Read, review and edit 40 essays on the same topic – this is familiar to language teachers. These steps are essential for a good piece of writing, but it sure is a lot of work. What if the students are the ones doing it – and enjoying it?
Classmates as Peer Reviewers
Imagine an English classroom where the students take on the role of the teacher and assess each other’s work.
For every piece of writing they do, they receive four to five reviews from their classmates. Each piece of constructive feedback is anonymous. With the feedback, they revise and then rewrite a second draft.
At the same time, they also provide feedback for an article they are assigned to read. And they don’t know who the author is.
This is made possible by a Web-based peer review system, called SWoRD (Scaffolded Writing and Rewriting in the Discipline), which allows students to upload and review articles anonymously.
The key to this is the anonymity of it all. It gives students the opportunity to think and write both as a writer and a reviewer. And it sure makes the writing process a lot of fun.
“Students write from the perspective of a writer,” explains Research Scientist and Principal Investigator Dr Cho Young Hoan. “But by reviewing other people’s papers, they can also get the perspectives of the reviewers and use it on their own paper.”
Benefits of Peer Assessments
With four other researchers, Young tested SWoRD in a few classes at NIE with the intent to introduce it to secondary schools in 2013. They found that this new method of assessment reaps several benefits, mainly in promoting critical thinking and constructive learning among students.
While a typical peer assessment process may see students writing feedback just because they have to, students using SWoRD were seen to be more motivated to give quality feedback.
– Daphnee Lee, Office of Education Research
Centred around the idea of anonymity, the peer review procedure turns into a constructive process that takes away the element of “mutual gratitude” where friends tend to give each other good reviews without much thought.
“It is not just an ‘I pat your back, you pat mine’ kind of thing,” says Dr Mary Ellis, one of the Co-Principal Investigators (Co-PIs). This is because of the anonymity of the whole process.
Where previously students were more concerned about not hurting their friend’s feelings, the anonymity in SWoRD allows students to give and receive more open and constructive feedback.
The students who authored the paper are also able to score the feedback they receive based on its quality. Known as back-review, this encourages students to put a lot more thought and effort into constructing their feedback.
As students consider how to respond to the reviews they receive – what to use, what not to use, and why – they also learn to think critically and to be flexible in their writing and thinking.
“Students find it useful because they may not notice the gaps in their own writings so they learn through reviewing others’ work,” notes Co-PI Dr Anitha Devi Pillai.
“Students have greater autonomy in terms of what they learn through peer assessment,” adds Co-PI Dr Daphnee Lee.
Perceptions of Peer Assessments
For SWoRD to succeed, “The perceptions of peer assessment are crucial,” says Young.

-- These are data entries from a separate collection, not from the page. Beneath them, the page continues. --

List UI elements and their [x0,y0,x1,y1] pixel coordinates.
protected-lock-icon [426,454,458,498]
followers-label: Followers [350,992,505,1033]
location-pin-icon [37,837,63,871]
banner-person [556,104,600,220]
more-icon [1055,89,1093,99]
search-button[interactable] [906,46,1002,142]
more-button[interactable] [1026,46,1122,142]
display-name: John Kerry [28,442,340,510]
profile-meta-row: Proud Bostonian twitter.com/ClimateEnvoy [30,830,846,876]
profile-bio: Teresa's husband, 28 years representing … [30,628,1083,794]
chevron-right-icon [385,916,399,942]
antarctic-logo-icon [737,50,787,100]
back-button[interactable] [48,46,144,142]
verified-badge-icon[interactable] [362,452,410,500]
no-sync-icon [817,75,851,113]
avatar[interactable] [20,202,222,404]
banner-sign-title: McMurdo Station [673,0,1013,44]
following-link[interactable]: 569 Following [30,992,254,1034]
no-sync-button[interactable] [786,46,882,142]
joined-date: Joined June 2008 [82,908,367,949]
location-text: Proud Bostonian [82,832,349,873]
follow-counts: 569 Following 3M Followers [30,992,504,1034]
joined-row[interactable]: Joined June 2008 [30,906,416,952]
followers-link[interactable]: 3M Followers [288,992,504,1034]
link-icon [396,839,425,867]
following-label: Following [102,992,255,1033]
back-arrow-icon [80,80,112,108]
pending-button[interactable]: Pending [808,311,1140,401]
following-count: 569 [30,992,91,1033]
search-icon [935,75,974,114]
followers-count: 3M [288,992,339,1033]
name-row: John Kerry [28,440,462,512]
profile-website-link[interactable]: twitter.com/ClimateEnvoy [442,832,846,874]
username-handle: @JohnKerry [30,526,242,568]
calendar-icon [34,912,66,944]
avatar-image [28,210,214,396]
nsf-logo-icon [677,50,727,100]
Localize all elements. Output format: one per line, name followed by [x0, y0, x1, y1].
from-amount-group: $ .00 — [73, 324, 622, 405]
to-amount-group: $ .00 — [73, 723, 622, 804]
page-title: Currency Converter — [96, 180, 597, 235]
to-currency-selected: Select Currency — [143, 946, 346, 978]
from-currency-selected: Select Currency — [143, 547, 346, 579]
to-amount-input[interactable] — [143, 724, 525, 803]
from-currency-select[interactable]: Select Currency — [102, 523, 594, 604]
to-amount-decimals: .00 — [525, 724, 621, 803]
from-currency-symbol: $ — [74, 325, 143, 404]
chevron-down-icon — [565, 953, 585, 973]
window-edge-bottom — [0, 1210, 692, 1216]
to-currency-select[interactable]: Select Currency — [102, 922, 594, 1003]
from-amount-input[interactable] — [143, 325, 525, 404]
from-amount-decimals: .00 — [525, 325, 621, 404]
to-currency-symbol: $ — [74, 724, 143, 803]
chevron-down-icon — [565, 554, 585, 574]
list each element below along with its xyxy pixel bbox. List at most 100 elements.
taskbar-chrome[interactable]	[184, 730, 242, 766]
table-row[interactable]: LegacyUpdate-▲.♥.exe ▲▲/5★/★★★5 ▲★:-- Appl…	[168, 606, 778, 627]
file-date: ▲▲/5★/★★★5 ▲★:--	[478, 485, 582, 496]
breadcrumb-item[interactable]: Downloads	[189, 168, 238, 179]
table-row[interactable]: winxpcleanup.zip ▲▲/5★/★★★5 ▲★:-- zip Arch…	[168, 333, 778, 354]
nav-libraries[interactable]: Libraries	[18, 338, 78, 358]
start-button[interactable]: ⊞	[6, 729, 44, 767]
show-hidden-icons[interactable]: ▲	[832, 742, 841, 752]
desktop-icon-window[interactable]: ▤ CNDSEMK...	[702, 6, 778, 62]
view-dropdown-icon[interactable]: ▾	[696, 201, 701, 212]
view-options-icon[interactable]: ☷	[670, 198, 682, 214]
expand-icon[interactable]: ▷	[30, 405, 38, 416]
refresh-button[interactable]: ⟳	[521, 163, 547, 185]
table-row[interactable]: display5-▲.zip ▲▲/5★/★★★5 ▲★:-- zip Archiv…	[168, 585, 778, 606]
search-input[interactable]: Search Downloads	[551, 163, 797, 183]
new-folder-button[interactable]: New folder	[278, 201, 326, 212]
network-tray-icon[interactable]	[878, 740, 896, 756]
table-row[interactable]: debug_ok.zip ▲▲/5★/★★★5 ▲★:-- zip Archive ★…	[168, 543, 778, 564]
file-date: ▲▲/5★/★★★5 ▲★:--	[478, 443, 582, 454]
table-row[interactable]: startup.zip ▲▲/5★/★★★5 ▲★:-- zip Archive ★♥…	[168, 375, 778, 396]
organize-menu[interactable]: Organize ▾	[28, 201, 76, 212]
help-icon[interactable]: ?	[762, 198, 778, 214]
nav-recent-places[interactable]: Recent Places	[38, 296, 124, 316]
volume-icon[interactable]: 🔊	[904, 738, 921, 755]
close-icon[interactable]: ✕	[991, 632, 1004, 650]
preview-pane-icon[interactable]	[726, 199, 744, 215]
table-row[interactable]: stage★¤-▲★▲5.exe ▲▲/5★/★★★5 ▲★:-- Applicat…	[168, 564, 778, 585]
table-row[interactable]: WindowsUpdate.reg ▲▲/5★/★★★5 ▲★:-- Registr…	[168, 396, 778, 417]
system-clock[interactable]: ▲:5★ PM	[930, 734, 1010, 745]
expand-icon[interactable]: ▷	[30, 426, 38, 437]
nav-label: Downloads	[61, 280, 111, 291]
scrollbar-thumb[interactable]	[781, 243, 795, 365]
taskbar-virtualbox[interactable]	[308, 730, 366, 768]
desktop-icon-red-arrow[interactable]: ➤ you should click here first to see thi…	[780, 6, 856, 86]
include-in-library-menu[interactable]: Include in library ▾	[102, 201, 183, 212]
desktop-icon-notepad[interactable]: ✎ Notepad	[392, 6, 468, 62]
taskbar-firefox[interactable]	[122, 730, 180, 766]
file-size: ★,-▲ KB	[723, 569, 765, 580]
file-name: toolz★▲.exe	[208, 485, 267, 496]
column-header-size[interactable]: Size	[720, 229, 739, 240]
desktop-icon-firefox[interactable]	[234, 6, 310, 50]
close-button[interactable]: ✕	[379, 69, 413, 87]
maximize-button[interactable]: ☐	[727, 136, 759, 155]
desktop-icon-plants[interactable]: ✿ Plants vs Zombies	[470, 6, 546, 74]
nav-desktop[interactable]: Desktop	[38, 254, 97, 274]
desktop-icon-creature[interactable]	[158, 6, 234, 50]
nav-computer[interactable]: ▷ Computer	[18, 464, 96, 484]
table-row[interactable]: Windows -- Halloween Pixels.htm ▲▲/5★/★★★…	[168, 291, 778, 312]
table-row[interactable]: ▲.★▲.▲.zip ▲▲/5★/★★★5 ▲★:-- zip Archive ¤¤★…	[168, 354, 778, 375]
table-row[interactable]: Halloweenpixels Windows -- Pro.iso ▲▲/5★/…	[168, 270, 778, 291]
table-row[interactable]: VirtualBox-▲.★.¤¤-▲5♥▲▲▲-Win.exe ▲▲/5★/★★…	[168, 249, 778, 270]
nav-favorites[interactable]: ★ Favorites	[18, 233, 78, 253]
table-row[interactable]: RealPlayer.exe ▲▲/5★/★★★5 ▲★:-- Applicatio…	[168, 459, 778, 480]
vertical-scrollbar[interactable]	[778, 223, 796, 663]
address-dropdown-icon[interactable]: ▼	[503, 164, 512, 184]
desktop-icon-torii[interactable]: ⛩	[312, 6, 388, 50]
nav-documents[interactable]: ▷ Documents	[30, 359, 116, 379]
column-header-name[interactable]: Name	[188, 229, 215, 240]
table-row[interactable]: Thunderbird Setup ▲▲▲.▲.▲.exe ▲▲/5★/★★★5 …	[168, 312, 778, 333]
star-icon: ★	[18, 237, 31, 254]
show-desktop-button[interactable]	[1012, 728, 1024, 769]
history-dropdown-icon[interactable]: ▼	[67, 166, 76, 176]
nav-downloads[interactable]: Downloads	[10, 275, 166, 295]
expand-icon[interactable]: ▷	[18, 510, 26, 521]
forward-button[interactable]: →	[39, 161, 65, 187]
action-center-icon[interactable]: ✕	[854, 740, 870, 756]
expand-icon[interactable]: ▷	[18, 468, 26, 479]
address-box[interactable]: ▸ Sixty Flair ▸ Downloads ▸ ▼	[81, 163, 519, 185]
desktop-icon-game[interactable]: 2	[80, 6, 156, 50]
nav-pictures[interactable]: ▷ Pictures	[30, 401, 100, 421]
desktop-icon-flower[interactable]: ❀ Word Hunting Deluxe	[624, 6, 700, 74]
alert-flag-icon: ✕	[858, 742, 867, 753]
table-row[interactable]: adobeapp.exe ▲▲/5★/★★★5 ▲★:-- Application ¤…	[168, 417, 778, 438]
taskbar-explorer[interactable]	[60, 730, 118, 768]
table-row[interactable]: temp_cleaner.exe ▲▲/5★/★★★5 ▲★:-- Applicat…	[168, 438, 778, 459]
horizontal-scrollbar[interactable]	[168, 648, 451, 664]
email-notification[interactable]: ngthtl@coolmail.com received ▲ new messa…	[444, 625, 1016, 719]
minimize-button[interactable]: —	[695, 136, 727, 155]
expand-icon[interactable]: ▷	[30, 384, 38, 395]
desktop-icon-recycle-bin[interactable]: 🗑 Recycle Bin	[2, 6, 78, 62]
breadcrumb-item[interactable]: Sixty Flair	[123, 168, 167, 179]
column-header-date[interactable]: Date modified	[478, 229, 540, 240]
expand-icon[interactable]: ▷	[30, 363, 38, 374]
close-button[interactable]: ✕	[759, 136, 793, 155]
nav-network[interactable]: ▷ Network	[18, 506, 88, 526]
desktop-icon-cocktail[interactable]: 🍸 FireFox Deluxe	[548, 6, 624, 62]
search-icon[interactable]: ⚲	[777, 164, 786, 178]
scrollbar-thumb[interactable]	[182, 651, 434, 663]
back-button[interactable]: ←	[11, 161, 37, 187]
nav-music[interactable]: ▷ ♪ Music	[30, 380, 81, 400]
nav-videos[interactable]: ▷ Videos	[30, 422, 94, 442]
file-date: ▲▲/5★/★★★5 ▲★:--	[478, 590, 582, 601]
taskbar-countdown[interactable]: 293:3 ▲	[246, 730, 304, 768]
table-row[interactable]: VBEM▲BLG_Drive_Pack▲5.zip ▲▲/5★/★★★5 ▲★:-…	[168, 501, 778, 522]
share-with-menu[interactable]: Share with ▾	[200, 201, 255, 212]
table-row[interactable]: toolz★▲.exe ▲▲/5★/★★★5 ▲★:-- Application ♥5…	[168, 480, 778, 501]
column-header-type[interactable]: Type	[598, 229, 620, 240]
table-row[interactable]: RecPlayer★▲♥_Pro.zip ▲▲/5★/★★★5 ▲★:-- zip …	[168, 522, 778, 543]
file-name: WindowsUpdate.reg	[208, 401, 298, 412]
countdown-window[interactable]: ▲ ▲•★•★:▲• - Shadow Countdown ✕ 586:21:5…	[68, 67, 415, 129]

– Cho Young Hoan, Office of Education Research
They found that students who perceive the concept of peer assessment positively showed active participation in giving and receiving peer feedback. Likewise for teachers, they have to welcome the concept in order to confidently facilitate the entire peer assessment process.
Am I competent enough to facilitate peer assessment? Will the students be able to handle it? These are some doubts that teachers who are new to this idea tend to have.
To help teachers ease into the new pedagogy, Young and his team will conduct training sessions in schools. Teachers will be trained in how to identify key features of a quality review and to help students integrate the feedback into their final articles.
At the end of the day, it’s really about the students. “We want to see the improvements in the writing quality, not so much the scores of the feedback,” says Young.